The industry was rocked early in the week by the collapse of Silicon Valley Bank, the largest bank failure since Lehman Brothers, along with the closing of New York-based Signature Bank.
But in terms of scale and potential impact on the global economy, these companies pale in comparison to Credit Suisse, whose balance sheet was about twice the size of Lehman Brothers when it collapsed, at about 530 billion Swiss francs by the end of 2022. It’s also much more global interrelated, with several international subsidiaries.
“I think in Europe Credit Suisse is the battleground, but if Credit Suisse has to unwind its balance sheet in a disorderly way, those problems will spread to other financial institutions in Europe and also outside the banking sector, especially I think in commercial real estate and private equity, which I think also seem vulnerable to what’s happening in the financial markets right now,” Norris warned.
The importance of an “orderly resolution” was reiterated by Andrew Kenningham, chief European economist at Capital Economics.
“As a Global Systemically Important Bank (or GSIB) it will have a resolution plan, but these plans (or ‘living wills’) have not been challenged since they were introduced during the global financial crisis,” Kenningham said.
“Experience shows that a quick resolution can be achieved without causing too much contagion, provided that authorities act decisively and senior debtors are protected.”
He added that while regulators are aware of this, as evidenced by the actions of the SNB and Swiss regulator FINMA on Wednesday, the risk of a “failed solution” will worry markets until a long-term solution to the problems of the bank becomes clear.

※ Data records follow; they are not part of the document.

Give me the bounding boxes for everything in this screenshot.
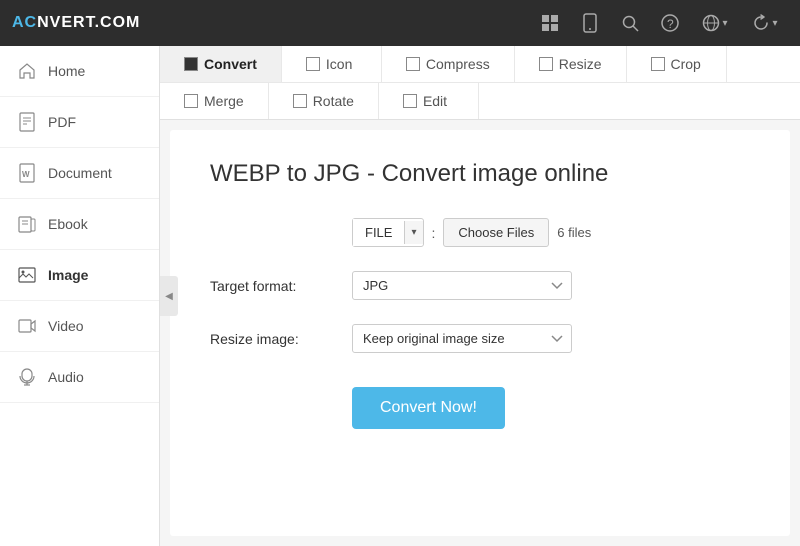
sidebar-item-video[interactable]: Video: [0, 301, 159, 352]
menu-tab-icon[interactable]: Icon: [282, 46, 382, 82]
menu-tab-convert-label: Convert: [204, 56, 257, 72]
navbar: ACNVERT.COM ?: [0, 0, 800, 46]
compress-check-icon: [406, 57, 420, 71]
menu-tab-rotate-label: Rotate: [313, 93, 354, 109]
target-format-label: Target format:: [210, 278, 340, 294]
search-icon: [621, 14, 639, 32]
menu-tab-merge[interactable]: Merge: [160, 83, 269, 119]
file-label-button[interactable]: FILE: [353, 219, 404, 246]
menu-tab-resize[interactable]: Resize: [515, 46, 627, 82]
refresh-arrow: ▾: [772, 18, 777, 29]
main-layout: Home PDF W Document: [0, 46, 800, 546]
sidebar-item-home-label: Home: [48, 63, 85, 79]
logo-nvert: NVERT.COM: [37, 14, 140, 31]
resize-image-row: Resize image: Keep original image size C…: [210, 324, 750, 353]
choose-files-button[interactable]: Choose Files: [443, 218, 549, 247]
edit-check-icon: [403, 94, 417, 108]
sidebar-item-audio-label: Audio: [48, 369, 84, 385]
menu-tab-edit[interactable]: Edit: [379, 83, 479, 119]
image-icon: [16, 264, 38, 286]
icon-check-icon: [306, 57, 320, 71]
menu-tab-compress-label: Compress: [426, 56, 490, 72]
grid-icon: [541, 14, 559, 32]
help-icon: ?: [661, 14, 679, 32]
refresh-button[interactable]: ▾: [742, 5, 788, 41]
collapse-arrow-icon: ◀: [165, 291, 173, 302]
grid-icon-button[interactable]: [532, 5, 568, 41]
file-form-row: FILE ▾ : Choose Files 6 files: [210, 218, 750, 247]
svg-text:W: W: [22, 170, 30, 179]
top-menu: Convert Icon Compress Resize Crop: [160, 46, 800, 120]
page-title: WEBP to JPG - Convert image online: [210, 160, 750, 188]
sidebar-collapse-button[interactable]: ◀: [160, 276, 178, 316]
sidebar: Home PDF W Document: [0, 46, 160, 546]
menu-tab-resize-label: Resize: [559, 56, 602, 72]
search-icon-button[interactable]: [612, 5, 648, 41]
sidebar-item-pdf[interactable]: PDF: [0, 97, 159, 148]
content-area: Convert Icon Compress Resize Crop: [160, 46, 800, 546]
home-icon: [16, 60, 38, 82]
target-format-select[interactable]: JPG PNG WEBP GIF: [352, 271, 572, 300]
colon: :: [432, 225, 436, 241]
refresh-icon: [752, 14, 770, 32]
sidebar-item-video-label: Video: [48, 318, 84, 334]
file-input-group: FILE ▾ : Choose Files 6 files: [352, 218, 591, 247]
language-button[interactable]: ▾: [692, 5, 738, 41]
resize-image-label: Resize image:: [210, 331, 340, 347]
svg-text:?: ?: [667, 17, 674, 31]
logo-ac: AC: [12, 14, 37, 31]
sidebar-item-image[interactable]: Image: [0, 250, 159, 301]
menu-tab-convert[interactable]: Convert: [160, 46, 282, 82]
sidebar-item-image-label: Image: [48, 267, 88, 283]
sidebar-item-document[interactable]: W Document: [0, 148, 159, 199]
top-menu-row-1: Convert Icon Compress Resize Crop: [160, 46, 800, 83]
menu-tab-crop-label: Crop: [671, 56, 701, 72]
resize-image-select[interactable]: Keep original image size Custom size: [352, 324, 572, 353]
menu-tab-merge-label: Merge: [204, 93, 244, 109]
ebook-icon: [16, 213, 38, 235]
page-content: WEBP to JPG - Convert image online FILE …: [170, 130, 790, 536]
rotate-check-icon: [293, 94, 307, 108]
file-dropdown: FILE ▾: [352, 218, 424, 247]
convert-now-button[interactable]: Convert Now!: [352, 387, 505, 429]
sidebar-item-pdf-label: PDF: [48, 114, 76, 130]
menu-tab-icon-label: Icon: [326, 56, 352, 72]
globe-icon: [702, 14, 720, 32]
menu-tab-edit-label: Edit: [423, 93, 447, 109]
merge-check-icon: [184, 94, 198, 108]
language-arrow: ▾: [722, 18, 727, 29]
video-icon: [16, 315, 38, 337]
sidebar-item-audio[interactable]: Audio: [0, 352, 159, 403]
sidebar-item-document-label: Document: [48, 165, 112, 181]
document-icon: W: [16, 162, 38, 184]
target-format-row: Target format: JPG PNG WEBP GIF: [210, 271, 750, 300]
menu-tab-rotate[interactable]: Rotate: [269, 83, 379, 119]
file-dropdown-arrow[interactable]: ▾: [404, 221, 422, 244]
pdf-icon: [16, 111, 38, 133]
sidebar-item-ebook-label: Ebook: [48, 216, 88, 232]
audio-icon: [16, 366, 38, 388]
navbar-icons: ? ▾ ▾: [532, 5, 788, 41]
mobile-icon-button[interactable]: [572, 5, 608, 41]
menu-tab-compress[interactable]: Compress: [382, 46, 515, 82]
files-count: 6 files: [557, 225, 591, 240]
convert-button-row: Convert Now!: [210, 377, 750, 429]
convert-check-icon: [184, 57, 198, 71]
resize-check-icon: [539, 57, 553, 71]
sidebar-item-ebook[interactable]: Ebook: [0, 199, 159, 250]
sidebar-item-home[interactable]: Home: [0, 46, 159, 97]
top-menu-row-2: Merge Rotate Edit: [160, 83, 800, 119]
help-icon-button[interactable]: ?: [652, 5, 688, 41]
menu-tab-crop[interactable]: Crop: [627, 46, 727, 82]
logo: ACNVERT.COM: [12, 14, 532, 32]
mobile-icon: [583, 13, 597, 33]
crop-check-icon: [651, 57, 665, 71]
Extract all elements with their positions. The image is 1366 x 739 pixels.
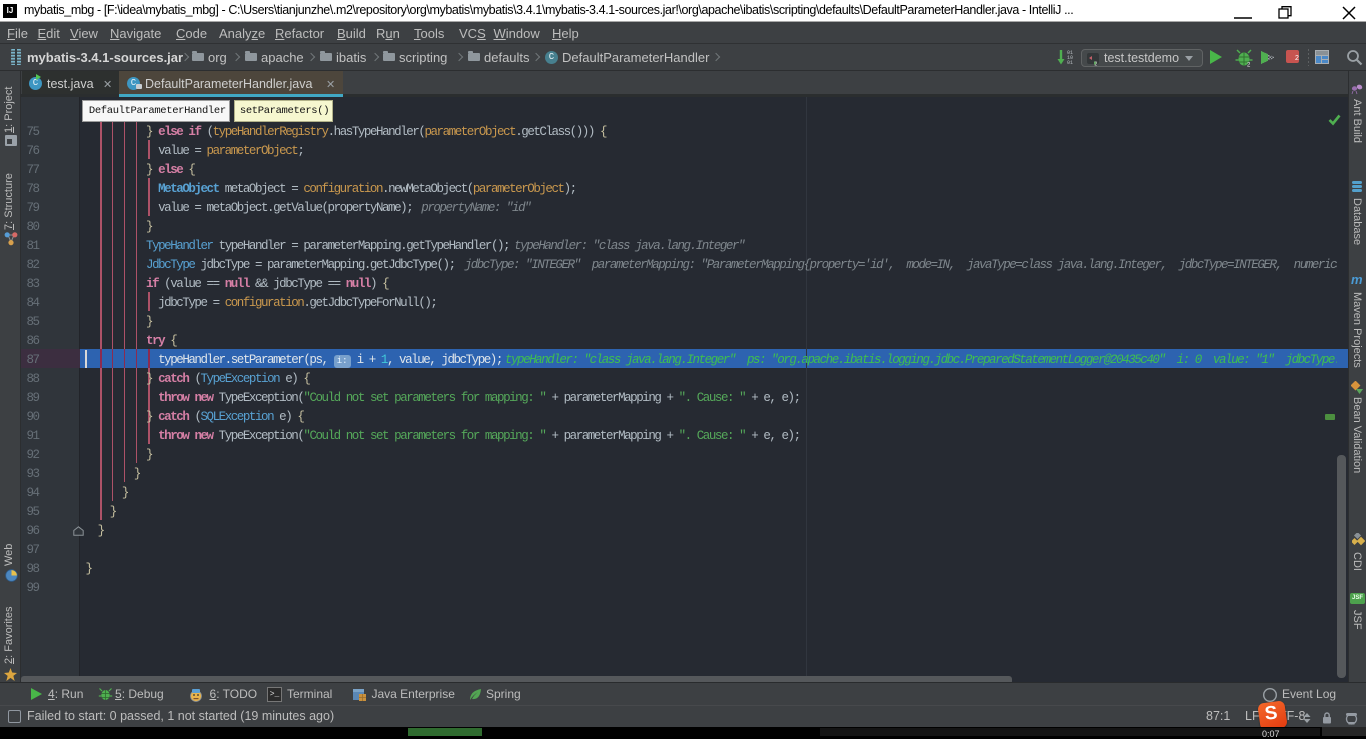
svg-text:01: 01: [1067, 60, 1073, 66]
svg-text:2: 2: [1247, 63, 1251, 68]
svg-text:2: 2: [1095, 61, 1098, 66]
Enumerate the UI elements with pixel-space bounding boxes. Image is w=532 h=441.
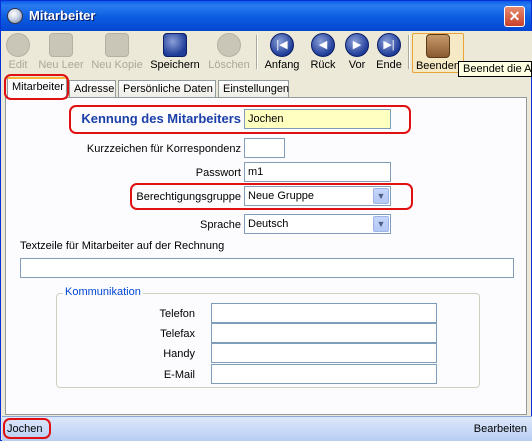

Central banks provide liquidity
The biggest question economists and traders are grappling with is whether Credit Suisse’s situation poses a systemic risk to the global banking system.
Oxford Economics said in a note on Friday that it was not including a financial crisis in its base case because that would require systemic problematic credit or liquidity problems. At this point, the forecast sees the problems at Credit Suisse and SVB as “a collection of several idiosyncratic problems”.
“The only overall problem we can conclude at this stage is that banks – all of which are required to hold large amounts of government debt for their volatile deposits – may be left with unrealized losses on those high-quality bonds as yields have risen,” said chief economist Adam Slater.
“We know that for most banks, including Credit Suisse, exposure to higher yields is largely hedged, so it’s hard to see a systemic problem unless it’s caused by some other factor that we’re not yet aware of. are.”
Despite this, Slater noted that “fear itself” can cause deposit refugees, which is why it will be critical for central banks to provide liquidity.
The US Federal Reserve moved quickly to set up a new facility and protect depositors in the wake of the SVB collapse, while the Swiss National Bank has indicated it will continue to support Credit Suisse, with proactive involvement from also the European Central Bank and the Bank of England.
“So the most likely scenario is that central banks remain vigilant and provide liquidity to help the banking sector through this period. That would mean a gradual easing of tensions, as in the UK’s LDI retirement period late last year,” suggested Slater.
However, Kenningham argued that while Credit Suisse was widely seen as the weak link among Europe’s major banks, it is not alone in struggling with weak profitability in recent years.
“Moreover, this is the third ‘one-off’ problem in a few months, after the crisis in the UK government bond market in September and the bankruptcy of US regional banks last week, so it would be foolish to assume that there are no other problems will come the way,” he concluded.
—Katrina Bishop, Leonie Kidd and Darla Mercado of CNBC contributed to this report.